Results and discussion

Mortality:

Dose Level-The first dosing (300 mg/kg b.w.): All animals died during the test and the mortality was 3/3.
Dose Level-The second dosing (50 mg/kg b.w.): There were no deaths or moribund status of any of the animals during the test and the mortality was 0/3.
Dose Level-The third dosing (50 mg/kg b.w.): There were no deaths or moribund status of any of the animals during the test and the mortality was 0/3.

Clinical signs:

other: All animals showed abnormal symptoms of low spontaneous movement at 1 hour after administration and died at 2 hours after administration.

Body weight:

other body weight observations

Remarks:

All survived animals showed expected gains in body weights during the test.

Gross pathology:

No abnormalities were found in all animals at necropsies.

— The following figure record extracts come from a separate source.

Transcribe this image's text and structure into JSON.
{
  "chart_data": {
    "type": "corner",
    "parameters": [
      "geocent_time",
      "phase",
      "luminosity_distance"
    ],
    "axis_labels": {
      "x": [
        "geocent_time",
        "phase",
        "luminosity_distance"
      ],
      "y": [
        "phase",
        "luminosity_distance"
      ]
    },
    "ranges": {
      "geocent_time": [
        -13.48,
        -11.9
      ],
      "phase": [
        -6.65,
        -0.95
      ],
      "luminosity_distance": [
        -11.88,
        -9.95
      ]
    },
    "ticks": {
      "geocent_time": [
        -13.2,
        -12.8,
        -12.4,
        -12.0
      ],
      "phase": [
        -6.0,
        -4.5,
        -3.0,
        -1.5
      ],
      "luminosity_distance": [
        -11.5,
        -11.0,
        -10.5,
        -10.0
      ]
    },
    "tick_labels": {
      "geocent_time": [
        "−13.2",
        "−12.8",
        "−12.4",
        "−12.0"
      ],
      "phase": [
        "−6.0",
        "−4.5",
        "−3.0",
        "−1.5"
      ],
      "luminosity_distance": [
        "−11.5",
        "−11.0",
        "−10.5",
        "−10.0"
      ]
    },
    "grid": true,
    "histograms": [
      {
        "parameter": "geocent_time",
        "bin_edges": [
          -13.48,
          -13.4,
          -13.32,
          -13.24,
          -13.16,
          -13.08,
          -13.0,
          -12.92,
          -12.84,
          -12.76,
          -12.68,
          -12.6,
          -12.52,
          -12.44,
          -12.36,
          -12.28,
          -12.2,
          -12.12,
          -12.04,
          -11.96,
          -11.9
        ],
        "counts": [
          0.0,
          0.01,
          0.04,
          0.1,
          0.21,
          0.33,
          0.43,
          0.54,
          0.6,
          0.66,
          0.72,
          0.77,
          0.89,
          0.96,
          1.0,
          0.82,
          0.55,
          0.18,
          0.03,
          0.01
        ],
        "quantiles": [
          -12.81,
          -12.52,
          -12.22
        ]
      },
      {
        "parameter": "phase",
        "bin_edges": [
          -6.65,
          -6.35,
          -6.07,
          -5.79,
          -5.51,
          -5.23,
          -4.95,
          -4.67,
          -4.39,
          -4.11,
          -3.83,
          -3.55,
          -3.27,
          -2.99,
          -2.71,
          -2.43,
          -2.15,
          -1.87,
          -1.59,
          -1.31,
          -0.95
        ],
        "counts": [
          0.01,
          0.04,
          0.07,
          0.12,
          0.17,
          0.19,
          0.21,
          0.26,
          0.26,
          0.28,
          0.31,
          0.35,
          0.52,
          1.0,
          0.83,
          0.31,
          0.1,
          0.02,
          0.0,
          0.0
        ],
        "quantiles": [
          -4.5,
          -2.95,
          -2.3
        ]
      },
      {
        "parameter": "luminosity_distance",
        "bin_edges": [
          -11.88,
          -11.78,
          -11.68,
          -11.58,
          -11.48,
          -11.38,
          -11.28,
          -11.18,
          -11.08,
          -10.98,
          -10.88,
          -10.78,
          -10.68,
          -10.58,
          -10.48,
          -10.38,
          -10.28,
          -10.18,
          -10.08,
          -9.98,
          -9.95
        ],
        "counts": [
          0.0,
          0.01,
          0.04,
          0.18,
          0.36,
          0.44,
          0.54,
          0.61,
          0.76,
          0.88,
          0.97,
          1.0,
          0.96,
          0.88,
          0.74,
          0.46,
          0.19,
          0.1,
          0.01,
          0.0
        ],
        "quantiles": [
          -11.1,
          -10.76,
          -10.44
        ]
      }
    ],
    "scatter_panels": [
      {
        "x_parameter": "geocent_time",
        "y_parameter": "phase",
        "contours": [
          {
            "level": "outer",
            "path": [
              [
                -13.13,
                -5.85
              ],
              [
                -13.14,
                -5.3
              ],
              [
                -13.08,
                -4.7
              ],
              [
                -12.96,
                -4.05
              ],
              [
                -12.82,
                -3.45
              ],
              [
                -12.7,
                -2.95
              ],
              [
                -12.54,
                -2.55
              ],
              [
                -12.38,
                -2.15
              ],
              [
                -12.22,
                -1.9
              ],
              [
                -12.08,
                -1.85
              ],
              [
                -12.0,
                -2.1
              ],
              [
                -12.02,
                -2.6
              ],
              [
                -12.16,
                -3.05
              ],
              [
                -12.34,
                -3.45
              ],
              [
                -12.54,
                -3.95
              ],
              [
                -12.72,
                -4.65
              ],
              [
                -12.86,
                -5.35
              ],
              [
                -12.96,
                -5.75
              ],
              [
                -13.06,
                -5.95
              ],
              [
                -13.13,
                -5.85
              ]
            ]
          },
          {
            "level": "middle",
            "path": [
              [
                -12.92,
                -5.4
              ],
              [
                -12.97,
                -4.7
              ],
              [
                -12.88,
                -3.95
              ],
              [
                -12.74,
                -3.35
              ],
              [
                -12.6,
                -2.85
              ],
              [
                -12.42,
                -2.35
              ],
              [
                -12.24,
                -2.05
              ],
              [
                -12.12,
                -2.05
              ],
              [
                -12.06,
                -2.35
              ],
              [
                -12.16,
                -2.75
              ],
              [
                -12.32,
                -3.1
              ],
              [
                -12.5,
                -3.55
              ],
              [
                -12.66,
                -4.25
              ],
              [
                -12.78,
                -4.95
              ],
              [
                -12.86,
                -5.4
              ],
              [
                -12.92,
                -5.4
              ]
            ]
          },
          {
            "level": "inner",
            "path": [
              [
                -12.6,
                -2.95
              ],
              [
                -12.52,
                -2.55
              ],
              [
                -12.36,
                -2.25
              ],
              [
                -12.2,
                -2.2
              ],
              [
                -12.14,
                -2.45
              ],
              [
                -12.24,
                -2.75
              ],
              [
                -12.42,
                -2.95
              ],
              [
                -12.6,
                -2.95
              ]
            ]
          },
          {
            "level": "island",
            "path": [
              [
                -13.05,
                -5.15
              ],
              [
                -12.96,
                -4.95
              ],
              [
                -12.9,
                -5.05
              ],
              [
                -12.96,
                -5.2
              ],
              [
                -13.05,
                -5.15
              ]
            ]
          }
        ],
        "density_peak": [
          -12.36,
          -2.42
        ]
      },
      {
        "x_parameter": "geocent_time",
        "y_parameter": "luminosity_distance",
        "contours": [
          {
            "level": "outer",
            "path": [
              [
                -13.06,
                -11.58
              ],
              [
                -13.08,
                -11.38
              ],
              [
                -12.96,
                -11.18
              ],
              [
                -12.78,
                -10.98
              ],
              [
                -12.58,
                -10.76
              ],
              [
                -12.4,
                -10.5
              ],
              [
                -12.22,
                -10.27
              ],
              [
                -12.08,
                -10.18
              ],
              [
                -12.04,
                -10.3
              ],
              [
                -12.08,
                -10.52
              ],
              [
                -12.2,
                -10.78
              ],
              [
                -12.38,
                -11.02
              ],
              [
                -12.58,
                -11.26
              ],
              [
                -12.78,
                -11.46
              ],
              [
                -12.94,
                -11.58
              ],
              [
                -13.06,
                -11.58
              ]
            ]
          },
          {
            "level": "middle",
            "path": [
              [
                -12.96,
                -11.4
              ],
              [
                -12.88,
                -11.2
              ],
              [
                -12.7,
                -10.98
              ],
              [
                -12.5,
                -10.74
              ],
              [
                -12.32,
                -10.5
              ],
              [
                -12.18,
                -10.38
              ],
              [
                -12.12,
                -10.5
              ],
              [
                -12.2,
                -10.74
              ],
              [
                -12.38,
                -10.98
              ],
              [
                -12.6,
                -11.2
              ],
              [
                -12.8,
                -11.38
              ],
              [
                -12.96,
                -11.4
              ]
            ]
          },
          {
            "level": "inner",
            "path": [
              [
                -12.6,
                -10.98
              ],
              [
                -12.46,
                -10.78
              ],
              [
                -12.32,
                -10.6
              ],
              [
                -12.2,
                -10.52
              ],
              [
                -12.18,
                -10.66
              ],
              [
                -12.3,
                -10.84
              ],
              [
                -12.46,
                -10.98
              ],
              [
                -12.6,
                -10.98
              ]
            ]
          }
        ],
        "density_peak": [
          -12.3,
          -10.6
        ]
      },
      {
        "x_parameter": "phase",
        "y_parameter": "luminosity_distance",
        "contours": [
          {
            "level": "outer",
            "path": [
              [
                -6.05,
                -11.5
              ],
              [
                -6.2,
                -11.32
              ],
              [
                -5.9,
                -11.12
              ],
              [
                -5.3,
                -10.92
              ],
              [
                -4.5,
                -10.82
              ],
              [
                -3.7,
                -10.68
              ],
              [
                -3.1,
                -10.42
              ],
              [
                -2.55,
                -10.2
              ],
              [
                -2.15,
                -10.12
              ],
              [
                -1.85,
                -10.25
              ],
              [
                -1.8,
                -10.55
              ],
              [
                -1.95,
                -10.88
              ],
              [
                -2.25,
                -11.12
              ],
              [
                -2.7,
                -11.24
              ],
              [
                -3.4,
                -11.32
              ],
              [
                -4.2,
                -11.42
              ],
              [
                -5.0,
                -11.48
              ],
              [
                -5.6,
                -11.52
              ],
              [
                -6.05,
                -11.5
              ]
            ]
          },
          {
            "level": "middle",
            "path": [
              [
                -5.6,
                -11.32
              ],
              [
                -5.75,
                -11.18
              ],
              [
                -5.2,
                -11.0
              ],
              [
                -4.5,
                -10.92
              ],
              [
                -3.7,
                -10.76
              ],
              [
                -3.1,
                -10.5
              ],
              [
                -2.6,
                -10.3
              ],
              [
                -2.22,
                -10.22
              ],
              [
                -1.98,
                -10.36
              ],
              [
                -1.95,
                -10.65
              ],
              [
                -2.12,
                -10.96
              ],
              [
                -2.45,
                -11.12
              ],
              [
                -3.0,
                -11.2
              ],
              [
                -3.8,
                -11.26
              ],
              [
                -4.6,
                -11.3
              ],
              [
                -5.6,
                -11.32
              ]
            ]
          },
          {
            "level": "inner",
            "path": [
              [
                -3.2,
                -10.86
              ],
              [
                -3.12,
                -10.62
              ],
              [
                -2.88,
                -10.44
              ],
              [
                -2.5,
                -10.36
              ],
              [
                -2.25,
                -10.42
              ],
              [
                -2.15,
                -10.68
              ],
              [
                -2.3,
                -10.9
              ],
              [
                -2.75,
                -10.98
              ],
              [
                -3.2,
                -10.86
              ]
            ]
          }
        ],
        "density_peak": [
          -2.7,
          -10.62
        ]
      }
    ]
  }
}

Applicant's summary and conclusion

Interpretation of results:

Category 3 based on GHS criteria

Conclusions:

The acute LD50 was estimated to be between 50 to 300 mg/kg b.w.. and Cut-off value of LD50 was estimated to be 200 mg/kg b.w.

Executive summary:

The study was performed to assess the acute oral toxicity with Trimethylsulfonium bromide in Sprague Dawley rats. The method was designed to meet the OECD Guideline for Testing of Chemicals: Acute Oral Toxicity-Acute Toxic Class Method (TG 423, adopted 2001).

Based on the results, the acute oral LD₅₀ in rats for Trimethylsulfonium bromide was estimated to be between 50 and 300mg/kg b.w., and the cut-off value of LD₅₀ was estimated to be 200 mg/kg b.w.. According to the GHS’s classification criteria for acute oral toxicity, the test item was classified as “Category 3”.